I'm so sorry to see all you are going through. While I have not experienced what you are experiencing. I did go through 6 years of gut issues - GERD (acid reflux), foods not being digested well, feeling fatigued. Each time I was put on the PPI, I felt great, but once I went off the PPI, my symptoms returned. After my third endoscopy
( scoping the GI tract), the doctor who performed the endoscopy told me to never take that med again because my cells were hypertrophic (meaning very enlarged) - the med is a PPI (proton pump inhibitor) which essentially reduces the acid in the stomach for digestion. Previously, I was also trying other over the counter remedies to no avail.
I was then left to figure this out since my doctor didn't know what to do if I could no longer take a PPI. I became familiar with Functional Medicine which saved me. If you are not familiar with Functional Medicine, it is looking at the root causes of your symptoms/illness, not treating symptoms. My FM doc tested me for so many things my other doctors did not test for - bacterial infections, yeast infections, fungal infections, parasite infection and mold exposure.
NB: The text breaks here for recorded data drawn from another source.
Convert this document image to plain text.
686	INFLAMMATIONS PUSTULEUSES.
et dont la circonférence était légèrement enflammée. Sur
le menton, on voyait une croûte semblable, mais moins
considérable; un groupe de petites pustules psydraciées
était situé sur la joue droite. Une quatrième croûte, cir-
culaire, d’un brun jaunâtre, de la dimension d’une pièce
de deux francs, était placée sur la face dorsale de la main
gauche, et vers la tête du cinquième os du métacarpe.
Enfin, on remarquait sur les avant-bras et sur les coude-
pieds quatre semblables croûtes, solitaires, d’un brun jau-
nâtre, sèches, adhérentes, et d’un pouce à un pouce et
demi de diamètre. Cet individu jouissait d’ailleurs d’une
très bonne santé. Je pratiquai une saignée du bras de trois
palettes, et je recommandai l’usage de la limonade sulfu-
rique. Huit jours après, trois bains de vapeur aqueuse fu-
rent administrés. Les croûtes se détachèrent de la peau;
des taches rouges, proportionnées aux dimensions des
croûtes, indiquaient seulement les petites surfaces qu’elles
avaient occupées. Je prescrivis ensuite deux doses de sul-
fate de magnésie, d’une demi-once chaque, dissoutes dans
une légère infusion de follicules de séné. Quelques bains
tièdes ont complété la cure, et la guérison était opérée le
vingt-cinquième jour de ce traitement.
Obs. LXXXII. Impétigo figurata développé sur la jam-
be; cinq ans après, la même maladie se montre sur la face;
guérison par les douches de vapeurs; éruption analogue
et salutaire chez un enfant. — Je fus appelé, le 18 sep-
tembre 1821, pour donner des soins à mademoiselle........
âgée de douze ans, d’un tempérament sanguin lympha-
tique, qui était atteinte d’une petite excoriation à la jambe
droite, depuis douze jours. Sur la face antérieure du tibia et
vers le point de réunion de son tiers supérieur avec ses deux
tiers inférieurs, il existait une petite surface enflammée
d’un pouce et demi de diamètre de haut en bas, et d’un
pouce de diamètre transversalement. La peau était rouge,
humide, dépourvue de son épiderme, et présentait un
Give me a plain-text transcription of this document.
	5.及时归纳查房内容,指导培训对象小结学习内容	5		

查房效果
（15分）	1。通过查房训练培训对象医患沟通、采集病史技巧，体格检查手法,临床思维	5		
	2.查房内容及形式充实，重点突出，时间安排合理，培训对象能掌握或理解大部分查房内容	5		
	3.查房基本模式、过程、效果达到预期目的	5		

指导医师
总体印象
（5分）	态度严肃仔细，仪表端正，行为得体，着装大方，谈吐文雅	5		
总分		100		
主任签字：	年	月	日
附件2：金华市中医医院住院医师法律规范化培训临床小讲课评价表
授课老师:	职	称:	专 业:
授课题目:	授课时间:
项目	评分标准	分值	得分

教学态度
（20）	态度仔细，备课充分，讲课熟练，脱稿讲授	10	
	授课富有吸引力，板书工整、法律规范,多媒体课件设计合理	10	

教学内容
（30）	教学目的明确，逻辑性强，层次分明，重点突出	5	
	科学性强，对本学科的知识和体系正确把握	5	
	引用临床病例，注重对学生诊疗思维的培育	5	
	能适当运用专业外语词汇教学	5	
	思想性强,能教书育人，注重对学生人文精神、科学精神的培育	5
I tested positive for ALL of those because my GI tract had become permeable - meaning it leaked these infections into my system.
If you are interested in finding one in your area, here is the website - ifm.org. You can search for doctor by city and state and read their bios and what they actually treat. It took me 2 tries to find the one that was knowledgeable with GI issues. I highly recommend functional medicine as again, they look for the CAUSES of your symptoms, NOT the SYMPTOMS. Treating the symptoms is a band aid but the infection needs more than a band aid to CURE you.
I wish you the best!

@beavermeadow82 My second suggestion is that you check out Mayo’s system of hospitals.
https://www.mayoclinic.org/about-mayo-clinic/care-network/network-members
These hospitals and care centers are all around the U,S. You can probably find one a short distance from you. You could also ask if they know of a Mayo-trained doctor in Xcity.
Let me know how it all works out for you!

Has anyone ever brought up Polymyalgia Rheumatica? Your high inflammatory enzymes might be a clue. The only med is high dose Prednisone till inflammation decreases . I had similar symptoms and 20 mg Prednisone got me out of a wheelchair. Doctors like to say it's a old person disease but more and more younger people are getting it. There's an international support group for PMR on FB.